Двенадцатого марта одна тысяча двести сорок второго года, через блокпост на въезде в Самолву, проследовал гонец из Пнёва. Мальчишка вёз весть, которую просил передать его отец. Миновав Немецкую слободу, всадник промчался мимо площади, прямиком к замку. Через пятнадцать минут, выпив с поллитра тёплого киселя, гонец докладывал Гюнтеру.
— В Изменке бой вчера был. На нашу сторону побитый немец прибёг, еле живой, просил, чтоб сховали. Отцу алатырь-камень* размером с кулак отдал.
(янтарь)*
— И как, сховали? — Поинтересовался Гюнтер.
— Батька его в сено спрятал.
— А с чего он именно к вам прибежал?
— А к кому ж ещё? — Мальчик с удивлением посмотрел на Гюнтера, — У нас на дверях щит с медведями. Батька спрашивает, что с немцем делать?
За два дня до этого события, Семён привёл свой отряд в конечный пункт назначения, деревню Изменка. Пройдя мимо острова Пийрисар, где удачно вырезали ливонский разъезд, новгородцы обзавелись тремя лошадьми и, пограбив прибрежных рыбаков, стали на отдых. Обещанного Строганом связного, как и рыцаря с дружиной, на месте не было. Грабить паромщиков или работников волока на Руси считалось великим грехом, да и незачем это было. Судя по слухам, на той стороне озера строился новый городок, куда бегут все люди в поисках лучшей жизни. Там лежали средства для воплощения его мечты. Семён жаждал вернуться домой, выцарапать место воеводы небольшого городка и управлять им по своему усмотрению. Оставалось ждать. Людям был необходим отдых. Целый месяц с гаком они шли по лесам, замёрзшим рекам и озеру в постоянном напряжении. Вымотались капитально, и черниговец позволил отряду расслабиться, но только не десятку, набранному из молодых новгородцев. На них у него были особые виды. С ними он связывал будущее, гоняя ребят до седьмого пота, пытаясь слепить хоть какое-то подобие воинов для своей дружины. Это они жгли деревню и убивали людей, привыкая к вкусу крови, видя в своём командире вожака стаи. Расставив караул, Семён переговорил с паромщиками, уяснив для себя одну неприятную вещь. Рябого Витька тут никогда не было и его никто не знал, а Рихтер не появлялся с прошлого года, с того самого момента, как побили на переправе не то тевтонов, не то литвинов.

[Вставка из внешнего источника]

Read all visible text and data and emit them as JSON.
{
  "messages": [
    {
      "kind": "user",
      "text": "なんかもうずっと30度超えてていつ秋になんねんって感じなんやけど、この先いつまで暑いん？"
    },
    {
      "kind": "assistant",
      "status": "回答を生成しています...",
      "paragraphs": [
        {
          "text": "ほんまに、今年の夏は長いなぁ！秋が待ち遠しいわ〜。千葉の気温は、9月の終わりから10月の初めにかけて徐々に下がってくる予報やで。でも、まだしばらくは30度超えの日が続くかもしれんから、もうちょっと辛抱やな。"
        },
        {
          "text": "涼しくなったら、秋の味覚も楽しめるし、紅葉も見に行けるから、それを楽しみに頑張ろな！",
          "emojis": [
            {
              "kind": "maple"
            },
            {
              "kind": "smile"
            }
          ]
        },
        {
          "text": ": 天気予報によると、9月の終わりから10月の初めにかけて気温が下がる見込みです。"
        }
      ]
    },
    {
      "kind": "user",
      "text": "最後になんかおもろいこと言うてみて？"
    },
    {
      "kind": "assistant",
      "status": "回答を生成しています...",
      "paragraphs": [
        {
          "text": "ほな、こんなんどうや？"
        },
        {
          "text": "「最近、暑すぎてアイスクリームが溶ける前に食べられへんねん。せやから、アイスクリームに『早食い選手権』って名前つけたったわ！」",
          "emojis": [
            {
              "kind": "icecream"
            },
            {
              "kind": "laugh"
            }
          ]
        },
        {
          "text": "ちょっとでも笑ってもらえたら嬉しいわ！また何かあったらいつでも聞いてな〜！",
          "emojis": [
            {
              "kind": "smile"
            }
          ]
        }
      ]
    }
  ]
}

Днём следующего дня, когда Семён уже отдал приказ сниматься и уходить из Изменки, согласившись с предложением Домаша пошалить на большой дороге у схизматиков, — мол, раз уже здесь, то грех оставлять поле не паханым, — в деревню стали входить ливонцы. Деморализованный гарнизон Изборска, еле передвигая ноги, брёл по дороге с такими обречёнными лицами, что черниговец усомнился, те ли это, кого он ждал? Но вера в свою мечту была настолько огромна, что наплевав на безопасность, Семён поскакал к единственному всаднику, возглавляющему отряд.
— Ты Рихтер? — Спросил Семён, не доезжая метров десяти до остановившихся ливонцев.
Рыцарю послышалось 'риттер', и он ответил — Да.
— Витёк с тобой? — с радостью в голосе, — Я от боярина Строгана. Второй день уже вас дожидаюсь.
Продлившееся с секунду замешательство, вызванное русской речью, закончилось отборным немецким матом и осипшим выкриком.
— Тревога! — Заорал рыцарь, — Новгородцы!
Измученные долгим переходом, вернее паническим бегством, спасаясь от новгородцев Александра, кнехты решили, что угодили в ловушку. Должного сопротивления не оказали и после первого залпа стрел и вида конного отряда готового к атаке, не успев даже построиться, бросились бежать. Лошадка рыцаря, спасая раненого седока, получившего хлёсткий удар кистенём, повернула направо, на лёд озера в сторону Пнёва, остальные за ним. Таким образом и оказался единственный спасшийся из Изборска ливонец в копне сена за дверьми запертого сарая пнёвского старосты. А через два дня его уже допрашивали в замке Гюнтера.
Допрос протекал в форме беседы. Ливонец лёжа в кровати расслабился, иногда трогал перебинтованную голову и болтал, не переставая, чему способствовал подогретый херес в оловянном кубке. Узнав, что Гюнтер два года назад находился в составе свейского войска на Неве, поведал, что хорошо знаком с Рудольфом из Касселя, бывшим комтуром Вендена.
— Я помню его, — подтвердил Штауфен, — Когда состоялась инкорпорация меченосцев в Тевтонский орден, он один из немногих возражал. Этакий непримеримый: то с Фольквином лаялся, то Герману Балку палки в колёса вставлял.
— Но ведь, добился же своего: Балк покинул пост ливонского ландмейстера.